Wednesday, March 7, 2012

One of One Hundred And Fifty Six Million

Question of the Day:
Would you rather have more blog readers or more blog comments?

     I have seen a few debates on this topic on different forums.   I have also read some posts where the author discusses this very subject.   A common thread throughout is usually an admission by the author that he or she did not start writing their blog with the intention of gaining a following.   That is usually followed by an expression of amazement by the writer that other people actually find what they write interesting.  An added bonus, claims the author,  is that their post would actually prompt the reader to leave a comment.
     I suspect that if a blogger really wanted to keep his or her blog private, they would have made sure their privacy settings accommodated that desire.
     Okay, enough of this "I have a friend who" smoke screen.   I admit I am talking about myself.
I did start out writing my blog to help me deal with a painful time.  The urge to express myself through writing was strong.  I found it to be more effective than seeing a counselor once a week.
     But why not just write in a journal for my eyes only?
     At the end of each of my posts I add an entry from the diary of a woman named Anna.  Anna faithfully recorded the events of the day in a journal.  I'm sure she fully expected that her diary would remain private.  Perhaps only seen by her children or grandchildren.  I can't imagine how she would feel if she knew that strangers were reading her diary on a daily basis.  Perhaps people from all over the world even.  (Okay, sorry I got carried away with visions of my expanded readership.)
     Anna obviously had daily face to face interactions with family and friends.  Confidences were shared.  Support for one another was a matter of common practice.  I think therein lies the difference between the era of Anna's diary, 1929, and my 21st century blog.
     Short blurbs in a tweet, or an occasional facebook comment seem to have replaced in depth personal conversations.
     Even the phone has evolved from being a device that allows for long talks to a "no nonsense I don't have time for anything but a brief text message" method of communication.
     I don't see myself as ever becoming a blogging super star.  And let's face it, with156 million blogs out there in the blogosphere,  the competition for readers is pretty stiff.  I don't have designs on becoming a famous writer, so, I don't view my blog as a stepping stone to something else.
The initial purpose of my blog is essentially as important to me as it was one year ago.  But it has expanded into something more.  It is a recording of me.  One that I hope my children and grandchildren will be interested in passing down to their children and grandchildren.  And perhaps it will influence them to want to do the same for their descendants.
     It has become my place to be expressive and creative.
     Stating the obvious;  if I didn't have readers, then there would be no comments.  I don't have to have tons of comments,  (it's a good thing, cuz I don't) but the comments I do receive are supportive, and encouraging.  Confidences have been shared and exchanged.
     So my answer to the question is that even though I did not start writing my blog with the intention of gaining a huge following, I hoped that someone would be listening.  I am amazed that other people actually seem to find what I write somewhat interesting.  And as an added bonus I am thrilled that my post would actually prompt even one reader to leave a comment.

Here is today's entry from Anna's diary:
Thurs.

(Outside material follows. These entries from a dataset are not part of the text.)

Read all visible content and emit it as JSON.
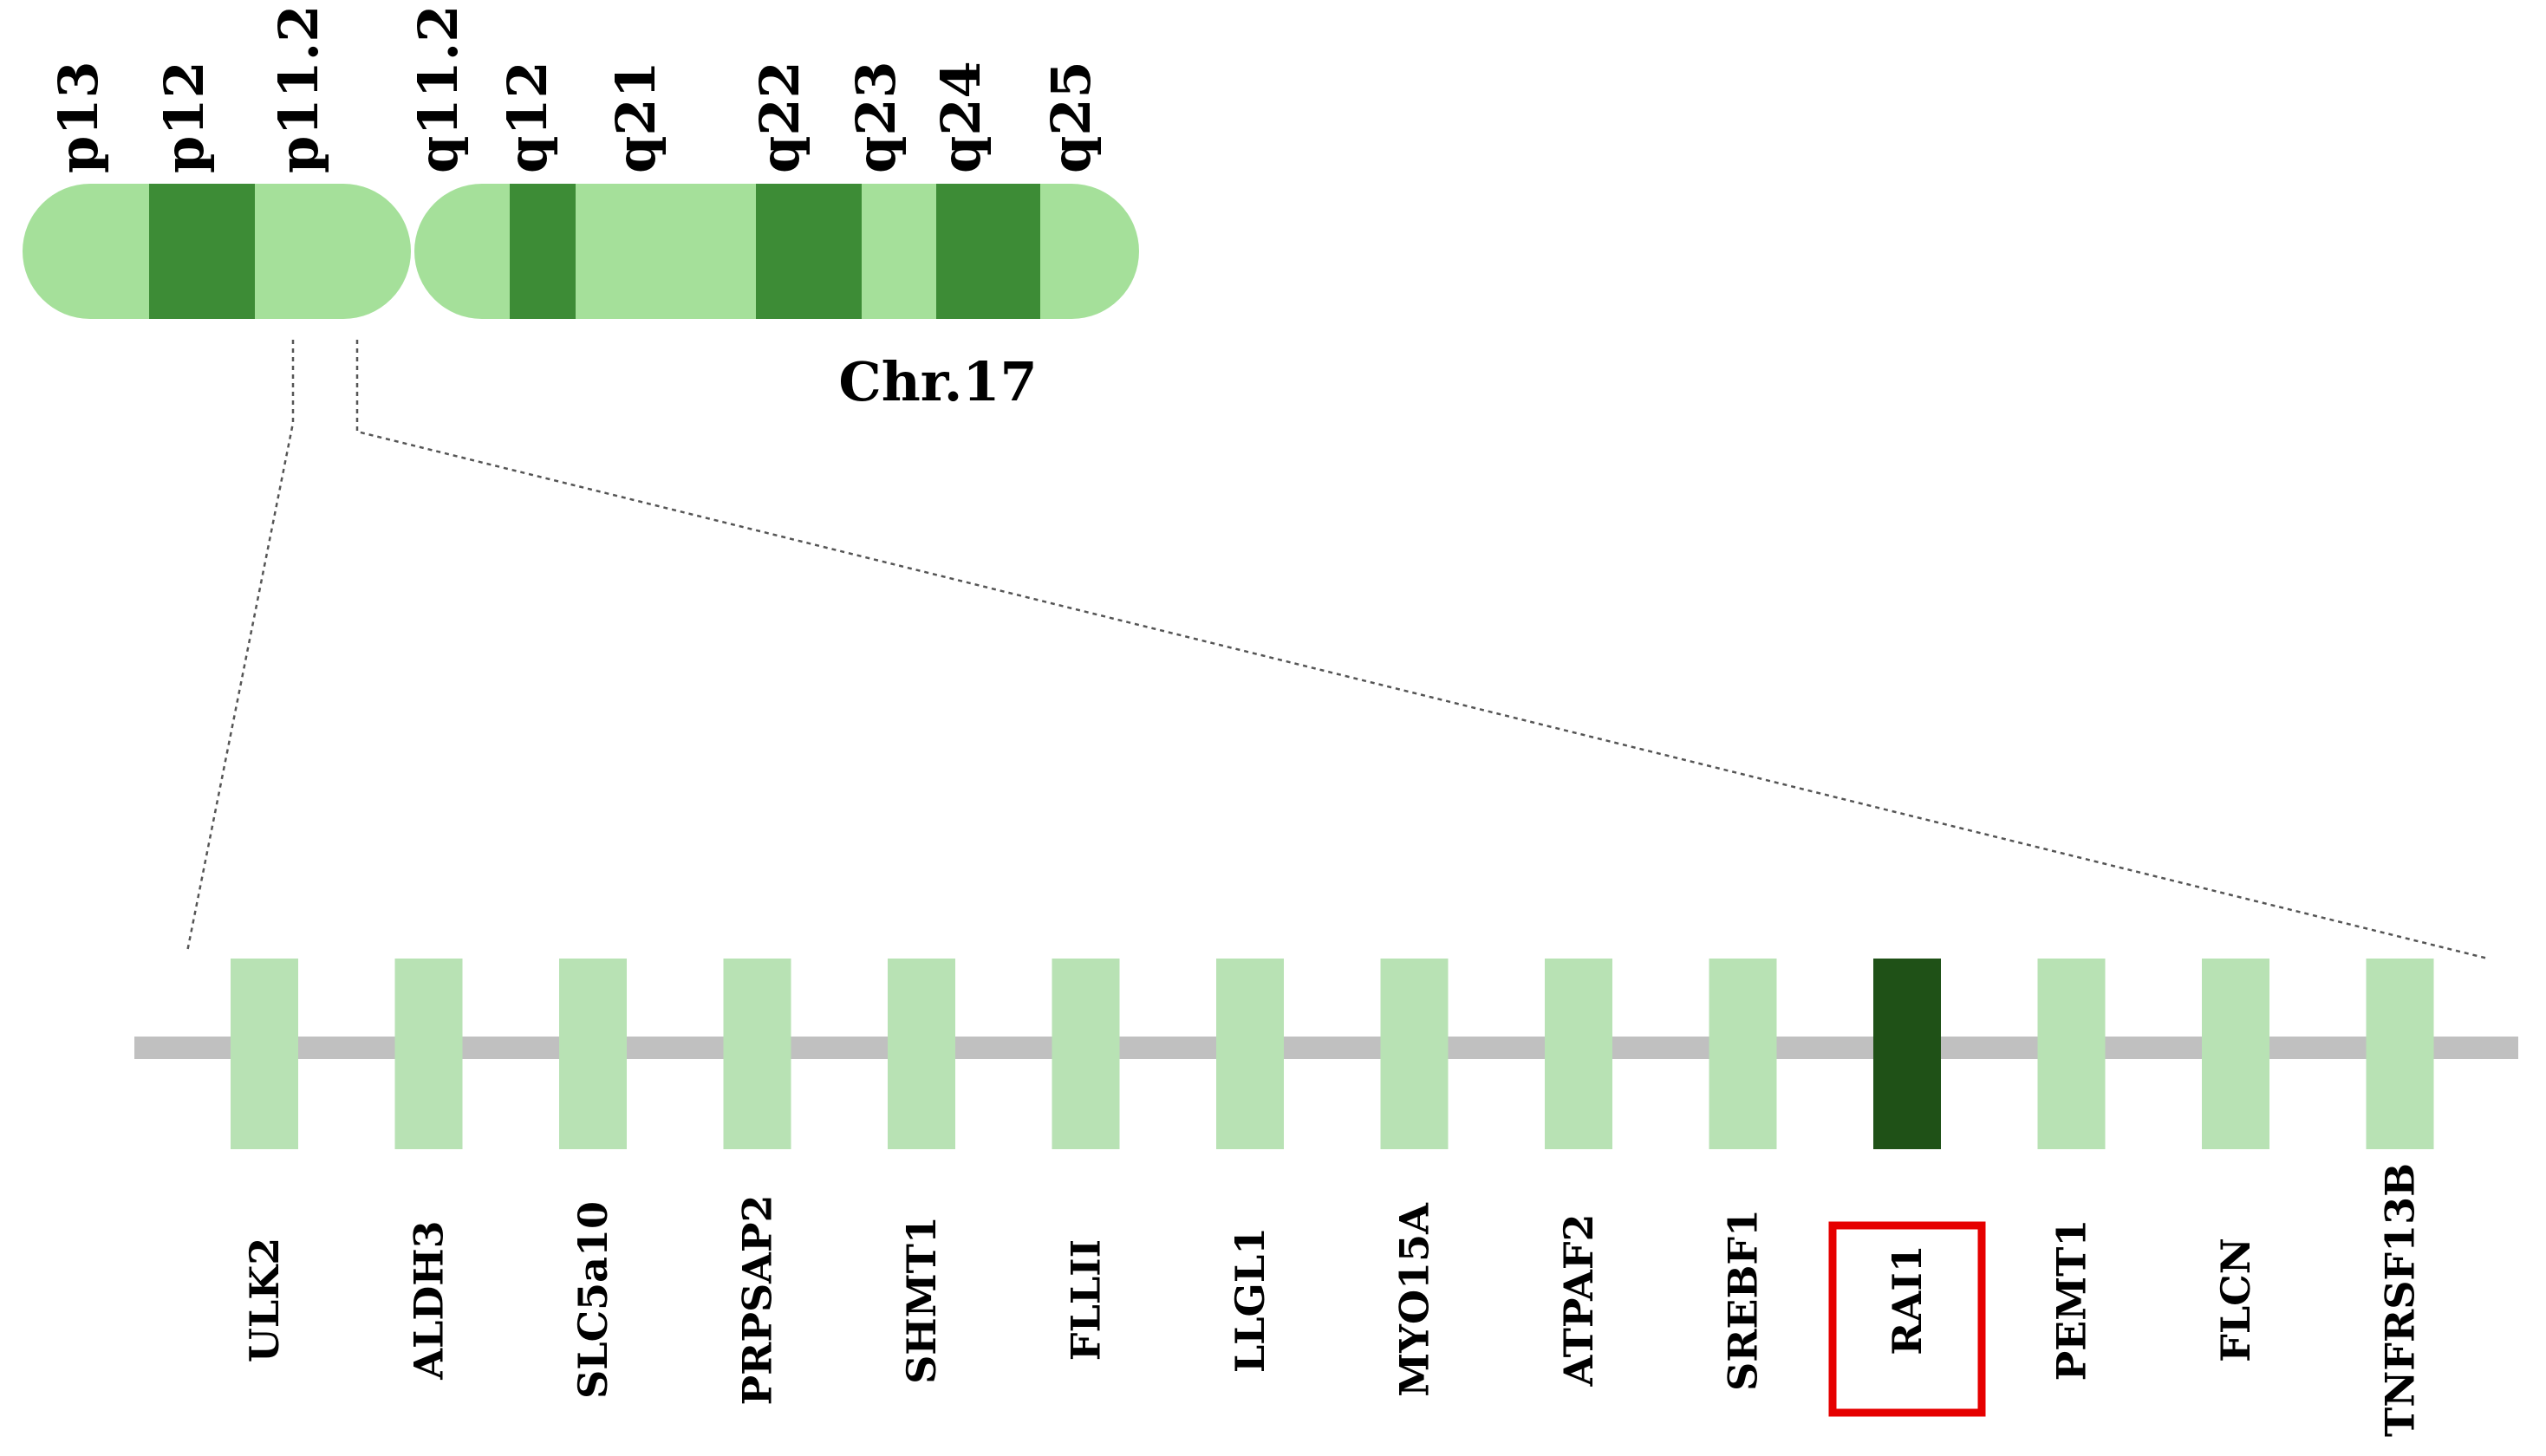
{
  "chromosome": {
    "name": "Chr.17",
    "colors": {
      "light": "#a5e09a",
      "dark": "#3d8c36"
    },
    "p_arm": [
      {
        "label": "p13",
        "shade": "light"
      },
      {
        "label": "p12",
        "shade": "dark"
      },
      {
        "label": "p11.2",
        "shade": "light"
      }
    ],
    "q_arm": [
      {
        "label": "q11.2",
        "shade": "light"
      },
      {
        "label": "q12",
        "shade": "dark"
      },
      {
        "label": "q21",
        "shade": "light"
      },
      {
        "label": "q22",
        "shade": "dark"
      },
      {
        "label": "q23",
        "shade": "light"
      },
      {
        "label": "q24",
        "shade": "dark"
      },
      {
        "label": "q25",
        "shade": "light"
      }
    ]
  },
  "gene_track": {
    "colors": {
      "backbone": "#c0c0c0",
      "gene": "#b8e2b4",
      "highlight_gene": "#1f5117",
      "highlight_box": "#e60000"
    },
    "genes": [
      {
        "label": "ULK2",
        "highlighted": false
      },
      {
        "label": "ALDH3",
        "highlighted": false
      },
      {
        "label": "SLC5a10",
        "highlighted": false
      },
      {
        "label": "PRPSAP2",
        "highlighted": false
      },
      {
        "label": "SHMT1",
        "highlighted": false
      },
      {
        "label": "FLLII",
        "highlighted": false
      },
      {
        "label": "LLGL1",
        "highlighted": false
      },
      {
        "label": "MYO15A",
        "highlighted": false
      },
      {
        "label": "ATPAF2",
        "highlighted": false
      },
      {
        "label": "SREBF1",
        "highlighted": false
      },
      {
        "label": "RAI1",
        "highlighted": true
      },
      {
        "label": "PEMT1",
        "highlighted": false
      },
      {
        "label": "FLCN",
        "highlighted": false
      },
      {
        "label": "TNFRSF13B",
        "highlighted": false
      }
    ]
  }
}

March 7, 1929
Jean home. Interview for Essex County Chapter.  Didn't get it. Visited Maggie and Louise. Also Mrs. Poole. Supper at 360.  Home early.  Mrs. Brown phoned re: new owner  of house.

Click here to see the post where I introduced Anna's Diary.


  1. I think, for most people, any form of writing (even that meant to be "private") is an attempt at communication--whether with other people or only with ourselves. I originally started my blog as a sort of platform for what I hoped would be a newspaper column. In the history of printed literature, I picked a horrible time to do this since newspapers everywhere were cutting back in all sorts of ways under pressure from the internet. Since then, the blog has morphed into something else altogether so that it is some combination of writing practice and social interaction. The social aspect is relatively new and for much of the time, I had few readers (8 followers, once it became possible to keep track) and fewer still commenters. I would probably blog with or without readers or commenters, but the interaction certainly sweetens the deal.

  2. I've dropped in on your blog a number of times and always enjoyed your writing and your stories from the day.  It is a weird process this blogging thing.  I admit that I totally look at the numbers of people who have visited my blog.  It wasn't my intention going into it, but it is rather fun.  I also find that I wish there were more comments because then I'd know what all those readers think.  I'm enjoying writing for an audience which surprised me and I find I want to learn what things they like or don't like. 

  3. I like to read what you write, Lynda.  And I like your photographs.  And I like the cameo appearances from the dapper Mr. Ross.
    I don't know why I write a blog.  I sometimes wonder.  When I first started no one read it except for me.  Now a handful of people read it and I'm good with that.  I don't have writing aspirations - no books for me, thank you.  But I do like playing with words.  Even if I am the only one who reads it.
    I also think you are right on - In Anna's day, there appears to have been more socializing, perhaps more genuine conversation.  Now I have conversations at work but they don't generally line up with the topics about which I like to write. Not that the conversations back then would have either.  Hell, I don't know why I write.  It's fun?